A wide range of phenomena exhibit emergent behavior that makes modeling very challenging. In this project, physics-constrained data-driven modeling approaches are pursued to account for the underlying complexity. These techniques require HPC applications (running on external clusters) to inter-connect with large data sets at run time. ConFlux provides low latency communications for in- and out- of-core data, cross-platform storage, as well as high throughput interconnects and massive memory allocations. The file-system and scheduler natively handle extreme-scale machine learning and traditional HPC modules in a tightly integrated work flow — rather than in segregated operations — leading to significantly lower latencies, fewer algorithmic barriers and less data movement.
The ConFlux cluster will be built with ~43 IBM Power8 CPU two-socket “Firestone” S822LC compute nodes 17 IBM Power8 CPU two-socket “Garrison” compute nodes. Each of the Garrison nodes will also host four NVIDIA Pascal GPUs connected via NVIDIA’s NVLink technology to the Power8 system bus. Each node has a local high-speed flash memory for random access.

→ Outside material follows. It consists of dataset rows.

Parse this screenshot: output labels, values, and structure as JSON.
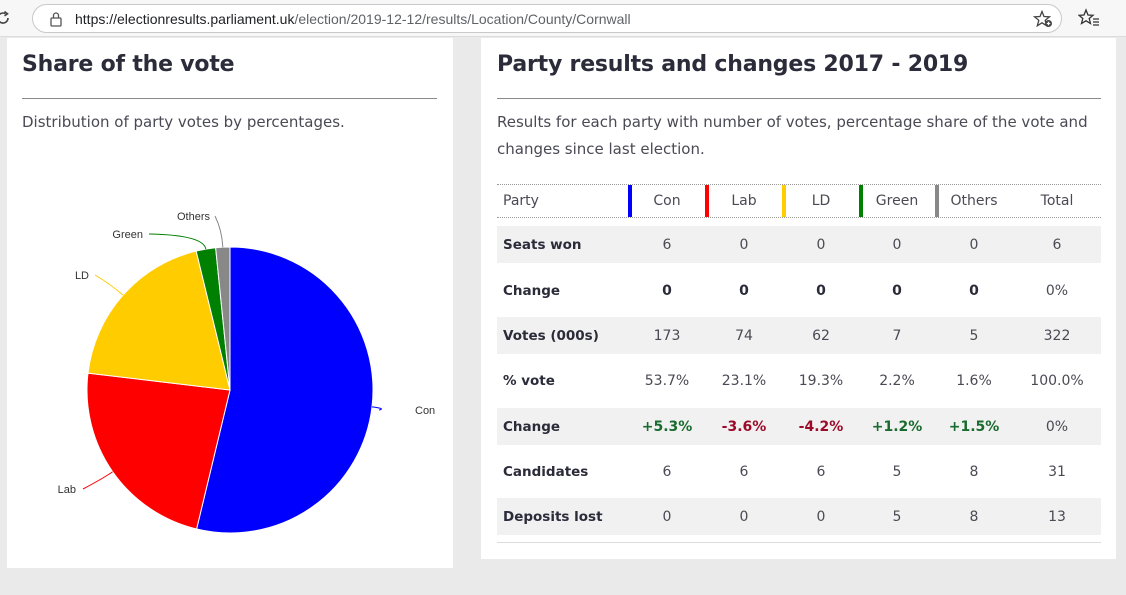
{
  "browser": {
    "url_host": "https://electionresults.parliament.uk",
    "url_path": "/election/2019-12-12/results/Location/County/Cornwall"
  },
  "share": {
    "title": "Share of the vote",
    "description": "Distribution of party votes by percentages."
  },
  "results": {
    "title": "Party results and changes 2017 - 2019",
    "description": "Results for each party with number of votes, percentage share of the vote and changes since last election.",
    "header": {
      "party": "Party",
      "total": "Total"
    },
    "parties": [
      {
        "name": "Con",
        "color": "#0000ff"
      },
      {
        "name": "Lab",
        "color": "#ff0000"
      },
      {
        "name": "LD",
        "color": "#ffcc00"
      },
      {
        "name": "Green",
        "color": "#008000"
      },
      {
        "name": "Others",
        "color": "#888888"
      }
    ],
    "rows": [
      {
        "label": "Seats won",
        "values": [
          "6",
          "0",
          "0",
          "0",
          "0",
          "6"
        ],
        "style": "plain"
      },
      {
        "label": "Change",
        "values": [
          "0",
          "0",
          "0",
          "0",
          "0",
          "0%"
        ],
        "style": "bold"
      },
      {
        "label": "Votes (000s)",
        "values": [
          "173",
          "74",
          "62",
          "7",
          "5",
          "322"
        ],
        "style": "plain"
      },
      {
        "label": "% vote",
        "values": [
          "53.7%",
          "23.1%",
          "19.3%",
          "2.2%",
          "1.6%",
          "100.0%"
        ],
        "style": "plain"
      },
      {
        "label": "Change",
        "values": [
          "+5.3%",
          "-3.6%",
          "-4.2%",
          "+1.2%",
          "+1.5%",
          "0%"
        ],
        "style": "change"
      },
      {
        "label": "Candidates",
        "values": [
          "6",
          "6",
          "6",
          "5",
          "8",
          "31"
        ],
        "style": "plain"
      },
      {
        "label": "Deposits lost",
        "values": [
          "0",
          "0",
          "0",
          "5",
          "8",
          "13"
        ],
        "style": "plain"
      }
    ]
  },
  "chart_data": {
    "type": "pie",
    "labels": [
      "Con",
      "Lab",
      "LD",
      "Green",
      "Others"
    ],
    "values": [
      53.7,
      23.1,
      19.3,
      2.2,
      1.6
    ],
    "colors": [
      "#0000ff",
      "#ff0000",
      "#ffcc00",
      "#008000",
      "#888888"
    ]
  }
}
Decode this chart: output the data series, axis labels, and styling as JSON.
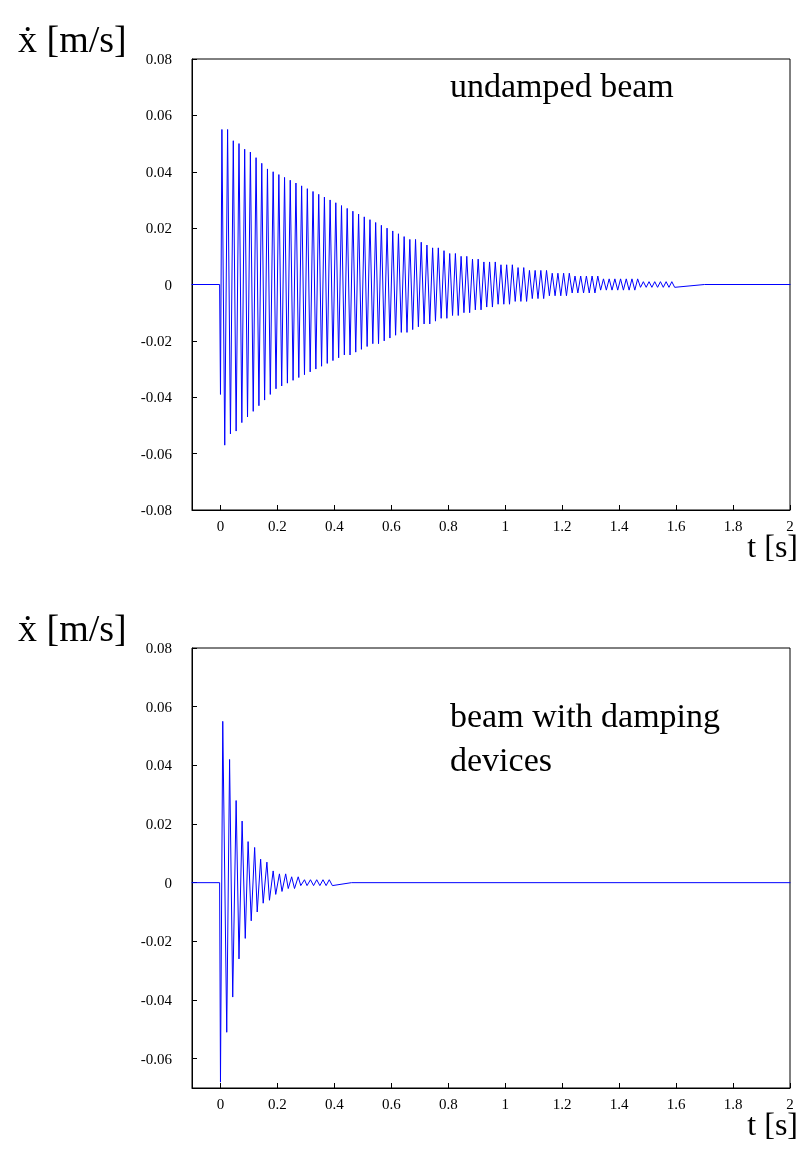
{
  "chart_data": [
    {
      "type": "line",
      "xlabel": "t [s]",
      "ylabel": "ẋ [m/s]",
      "annotations": [
        "undamped beam"
      ],
      "color": "#0000ff",
      "marker": "none",
      "grid": false,
      "xlim": [
        -0.1,
        2
      ],
      "ylim": [
        -0.08,
        0.08
      ],
      "xticks": [
        0,
        0.2,
        0.4,
        0.6,
        0.8,
        1,
        1.2,
        1.4,
        1.6,
        1.8,
        2
      ],
      "yticks": [
        -0.08,
        -0.06,
        -0.04,
        -0.02,
        0,
        0.02,
        0.04,
        0.06,
        0.08
      ],
      "x": [
        -0.1,
        -0.003,
        0,
        0.005,
        0.015,
        0.025,
        0.035,
        0.045,
        0.055,
        0.065,
        0.075,
        0.085,
        0.095,
        0.105,
        0.115,
        0.125,
        0.135,
        0.145,
        0.155,
        0.165,
        0.175,
        0.185,
        0.195,
        0.205,
        0.215,
        0.225,
        0.235,
        0.245,
        0.255,
        0.265,
        0.275,
        0.285,
        0.295,
        0.305,
        0.315,
        0.325,
        0.335,
        0.345,
        0.355,
        0.365,
        0.375,
        0.385,
        0.395,
        0.405,
        0.415,
        0.425,
        0.435,
        0.445,
        0.455,
        0.465,
        0.475,
        0.485,
        0.495,
        0.505,
        0.515,
        0.525,
        0.535,
        0.545,
        0.555,
        0.565,
        0.575,
        0.585,
        0.595,
        0.605,
        0.615,
        0.625,
        0.635,
        0.645,
        0.655,
        0.665,
        0.675,
        0.685,
        0.695,
        0.705,
        0.715,
        0.725,
        0.735,
        0.745,
        0.755,
        0.765,
        0.775,
        0.785,
        0.795,
        0.805,
        0.815,
        0.825,
        0.835,
        0.845,
        0.855,
        0.865,
        0.875,
        0.885,
        0.895,
        0.905,
        0.915,
        0.925,
        0.935,
        0.945,
        0.955,
        0.965,
        0.975,
        0.985,
        0.995,
        1.005,
        1.015,
        1.025,
        1.035,
        1.045,
        1.055,
        1.065,
        1.075,
        1.085,
        1.095,
        1.105,
        1.115,
        1.125,
        1.135,
        1.145,
        1.155,
        1.165,
        1.175,
        1.185,
        1.195,
        1.205,
        1.215,
        1.225,
        1.235,
        1.245,
        1.255,
        1.265,
        1.275,
        1.285,
        1.295,
        1.305,
        1.315,
        1.325,
        1.335,
        1.345,
        1.355,
        1.365,
        1.375,
        1.385,
        1.395,
        1.405,
        1.415,
        1.425,
        1.435,
        1.445,
        1.455,
        1.465,
        1.475,
        1.485,
        1.495,
        1.505,
        1.515,
        1.525,
        1.535,
        1.545,
        1.555,
        1.565,
        1.575,
        1.585,
        1.595,
        1.7,
        2
      ],
      "values": [
        0,
        0,
        -0.039,
        0.055,
        -0.057,
        0.055,
        -0.053,
        0.051,
        -0.052,
        0.05,
        -0.049,
        0.048,
        -0.047,
        0.047,
        -0.045,
        0.045,
        -0.043,
        0.043,
        -0.041,
        0.041,
        -0.039,
        0.04,
        -0.037,
        0.039,
        -0.036,
        0.038,
        -0.035,
        0.037,
        -0.034,
        0.036,
        -0.033,
        0.035,
        -0.032,
        0.034,
        -0.031,
        0.033,
        -0.03,
        0.032,
        -0.029,
        0.031,
        -0.028,
        0.03,
        -0.027,
        0.029,
        -0.026,
        0.028,
        -0.025,
        0.027,
        -0.025,
        0.026,
        -0.024,
        0.025,
        -0.023,
        0.024,
        -0.022,
        0.023,
        -0.021,
        0.022,
        -0.021,
        0.021,
        -0.02,
        0.02,
        -0.019,
        0.019,
        -0.018,
        0.018,
        -0.017,
        0.017,
        -0.017,
        0.016,
        -0.016,
        0.016,
        -0.015,
        0.015,
        -0.014,
        0.014,
        -0.014,
        0.013,
        -0.013,
        0.013,
        -0.012,
        0.012,
        -0.012,
        0.011,
        -0.011,
        0.011,
        -0.011,
        0.01,
        -0.01,
        0.01,
        -0.01,
        0.009,
        -0.009,
        0.009,
        -0.009,
        0.008,
        -0.008,
        0.008,
        -0.008,
        0.008,
        -0.007,
        0.007,
        -0.007,
        0.007,
        -0.007,
        0.007,
        -0.006,
        0.006,
        -0.006,
        0.006,
        -0.006,
        0.005,
        -0.005,
        0.005,
        -0.005,
        0.005,
        -0.005,
        0.005,
        -0.004,
        0.004,
        -0.004,
        0.004,
        -0.004,
        0.004,
        -0.004,
        0.004,
        -0.003,
        0.003,
        -0.003,
        0.003,
        -0.003,
        0.003,
        -0.003,
        0.003,
        -0.003,
        0.003,
        -0.002,
        0.002,
        -0.002,
        0.002,
        -0.002,
        0.002,
        -0.002,
        0.002,
        -0.002,
        0.002,
        -0.002,
        0.002,
        -0.002,
        0.002,
        -0.001,
        0.001,
        -0.001,
        0.001,
        -0.001,
        0.001,
        -0.001,
        0.001,
        -0.001,
        0.001,
        -0.001,
        0.001,
        -0.001,
        0,
        0
      ]
    },
    {
      "type": "line",
      "xlabel": "t [s]",
      "ylabel": "ẋ [m/s]",
      "annotations": [
        "beam with damping devices"
      ],
      "color": "#0000ff",
      "marker": "none",
      "grid": false,
      "xlim": [
        -0.1,
        2
      ],
      "ylim": [
        -0.07,
        0.08
      ],
      "xticks": [
        0,
        0.2,
        0.4,
        0.6,
        0.8,
        1,
        1.2,
        1.4,
        1.6,
        1.8,
        2
      ],
      "yticks": [
        -0.06,
        -0.04,
        -0.02,
        0,
        0.02,
        0.04,
        0.06,
        0.08
      ],
      "x": [
        -0.1,
        -0.003,
        0,
        0.008,
        0.022,
        0.032,
        0.043,
        0.055,
        0.065,
        0.076,
        0.087,
        0.097,
        0.108,
        0.12,
        0.129,
        0.141,
        0.15,
        0.163,
        0.172,
        0.185,
        0.194,
        0.207,
        0.216,
        0.229,
        0.238,
        0.25,
        0.26,
        0.273,
        0.282,
        0.295,
        0.304,
        0.316,
        0.327,
        0.338,
        0.349,
        0.36,
        0.371,
        0.382,
        0.393,
        0.46,
        2
      ],
      "values": [
        0,
        0,
        -0.068,
        0.055,
        -0.051,
        0.042,
        -0.039,
        0.028,
        -0.026,
        0.021,
        -0.019,
        0.014,
        -0.013,
        0.012,
        -0.01,
        0.008,
        -0.007,
        0.007,
        -0.006,
        0.004,
        -0.004,
        0.003,
        -0.003,
        0.003,
        -0.002,
        0.002,
        -0.002,
        0.002,
        -0.001,
        0.001,
        -0.001,
        0.001,
        -0.001,
        0.001,
        -0.001,
        0.001,
        -0.001,
        0.001,
        -0.001,
        0,
        0
      ]
    }
  ]
}
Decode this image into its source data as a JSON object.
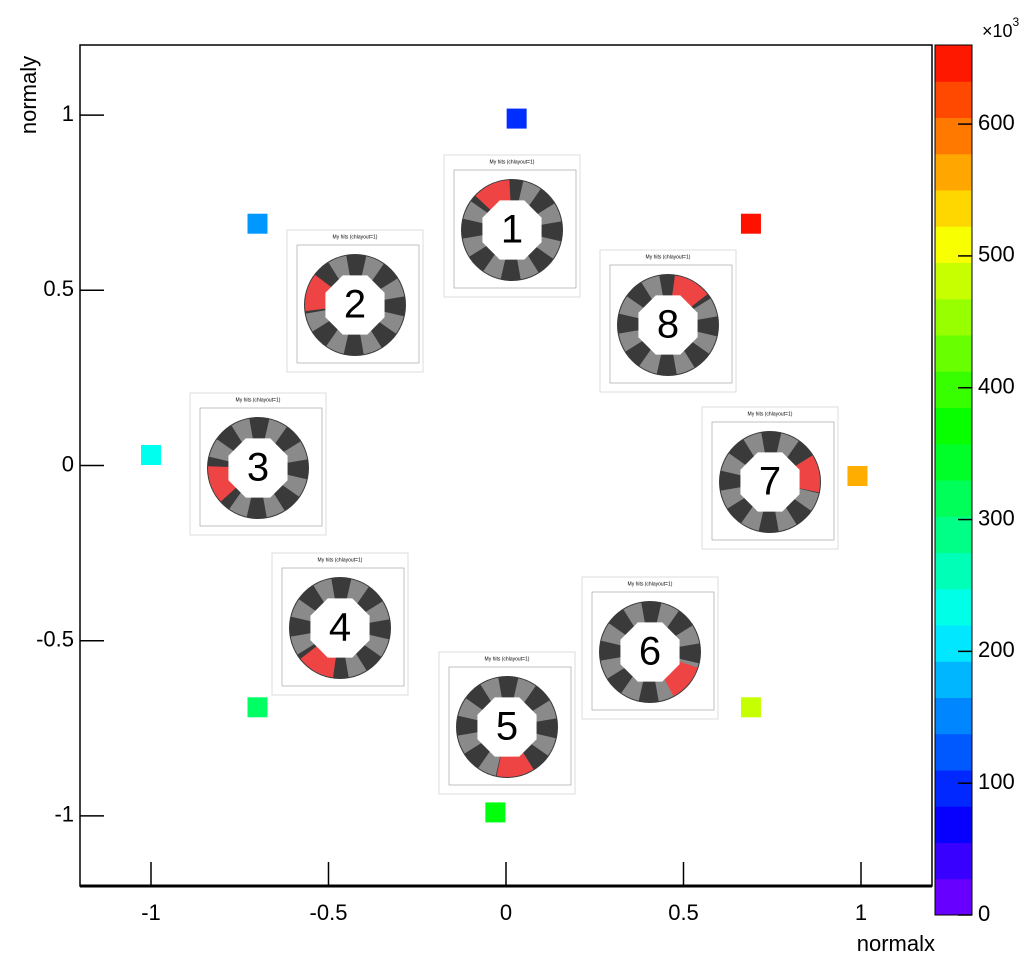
{
  "chart_data": {
    "type": "scatter",
    "x_label": "normalx",
    "y_label": "normaly",
    "x": [
      0.03,
      -0.7,
      -1.0,
      -0.7,
      -0.03,
      0.69,
      0.99,
      0.69
    ],
    "values": [
      0.99,
      0.69,
      0.03,
      -0.69,
      -0.99,
      -0.69,
      -0.03,
      0.69
    ],
    "z": [
      100,
      160,
      230,
      310,
      360,
      480,
      560,
      650
    ],
    "xlim": [
      -1.2,
      1.2
    ],
    "ylim": [
      -1.2,
      1.2
    ],
    "xticks": [
      -1,
      -0.5,
      0,
      0.5,
      1
    ],
    "yticks": [
      -1,
      -0.5,
      0,
      0.5,
      1
    ],
    "zlim": [
      0,
      660
    ],
    "zticks": [
      0,
      100,
      200,
      300,
      400,
      500,
      600
    ],
    "z_multiplier": {
      "base": "×10",
      "exponent": "3"
    },
    "inset_title": "My hits (chlayout=1)",
    "insets": [
      "1",
      "2",
      "3",
      "4",
      "5",
      "6",
      "7",
      "8"
    ]
  }
}
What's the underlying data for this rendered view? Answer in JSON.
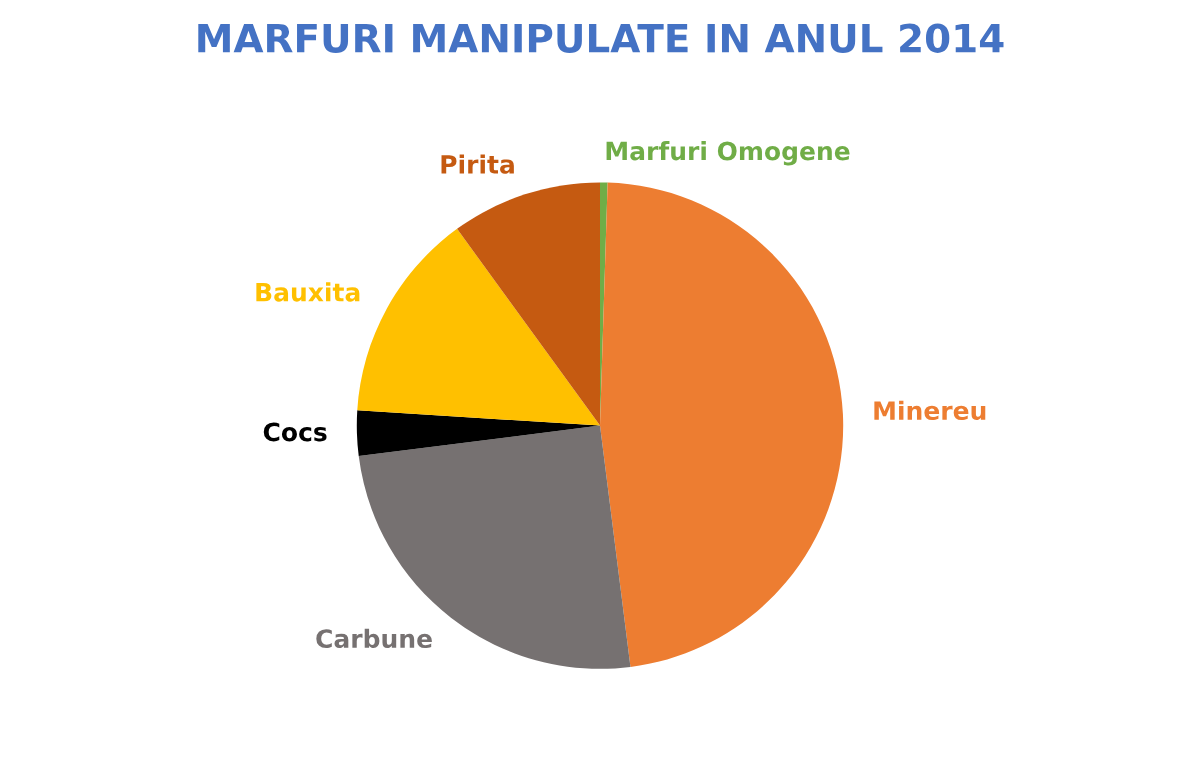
{
  "chart_data": {
    "type": "pie",
    "title": "MARFURI MANIPULATE IN ANUL 2014",
    "categories": [
      "Marfuri Omogene",
      "Minereu",
      "Carbune",
      "Cocs",
      "Bauxita",
      "Pirita"
    ],
    "values": [
      0.5,
      47.5,
      25,
      3,
      14,
      10
    ],
    "colors": [
      "#70ad47",
      "#ed7d31",
      "#767171",
      "#000000",
      "#ffc000",
      "#c55a11"
    ],
    "legend": false
  }
}
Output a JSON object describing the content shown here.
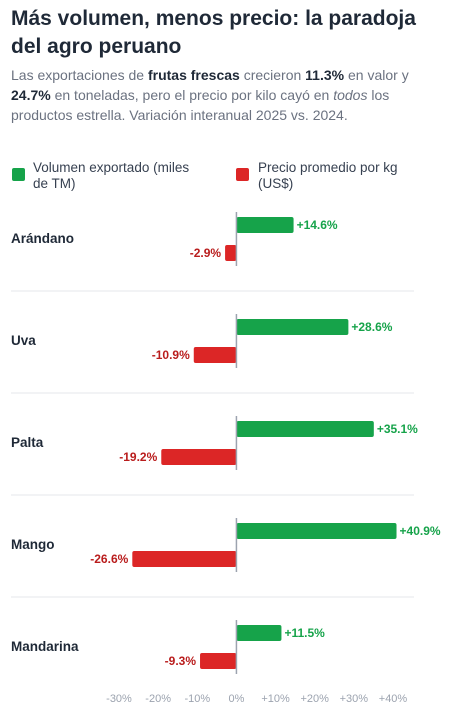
{
  "header": {
    "title": "Más volumen, menos precio: la paradoja del agro peruano",
    "subtitle_parts": [
      {
        "text": "Las exportaciones de ",
        "style": "plain"
      },
      {
        "text": "frutas frescas",
        "style": "bold"
      },
      {
        "text": " crecieron ",
        "style": "plain"
      },
      {
        "text": "11.3%",
        "style": "bold"
      },
      {
        "text": " en valor y ",
        "style": "plain"
      },
      {
        "text": "24.7%",
        "style": "bold"
      },
      {
        "text": " en toneladas, pero el precio por kilo cayó en ",
        "style": "plain"
      },
      {
        "text": "todos",
        "style": "italic"
      },
      {
        "text": " los productos estrella. Variación interanual 2025 vs. 2024.",
        "style": "plain"
      }
    ]
  },
  "legend": {
    "volume_label": "Volumen exportado (miles de TM)",
    "price_label": "Precio promedio por kg (US$)"
  },
  "colors": {
    "volume": "#16a34a",
    "price": "#dc2626",
    "grid": "#e5e7eb",
    "zero_line": "#9ca3af"
  },
  "chart_data": {
    "type": "bar",
    "orientation": "horizontal",
    "categories": [
      "Arándano",
      "Uva",
      "Palta",
      "Mango",
      "Mandarina"
    ],
    "series": [
      {
        "name": "Volumen exportado (miles de TM)",
        "values": [
          14.6,
          28.6,
          35.1,
          40.9,
          11.5
        ]
      },
      {
        "name": "Precio promedio por kg (US$)",
        "values": [
          -2.9,
          -10.9,
          -19.2,
          -26.6,
          -9.3
        ]
      }
    ],
    "value_labels": [
      [
        "+14.6%",
        "+28.6%",
        "+35.1%",
        "+40.9%",
        "+11.5%"
      ],
      [
        "-2.9%",
        "-10.9%",
        "-19.2%",
        "-26.6%",
        "-9.3%"
      ]
    ],
    "xlim": [
      -30,
      40
    ],
    "xticks": [
      -30,
      -20,
      -10,
      0,
      10,
      20,
      30,
      40
    ],
    "xtick_labels": [
      "-30%",
      "-20%",
      "-10%",
      "0%",
      "+10%",
      "+20%",
      "+30%",
      "+40%"
    ],
    "legend_position": "top-left"
  }
}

All compute and storage is connected via a 100 Gb/s InfiniBand fabric. The IBM and NVLink connectivity, combined with IBM CAPI Technology will provide an unprecedented data transfer throughput required for the data-driven computational physics researchers will be conducting.
80% of ConFlux resources are restricted to use of research groups within the University of Michigan. The remaining 20% will be allocated to the external community based on data-driven modeling needs.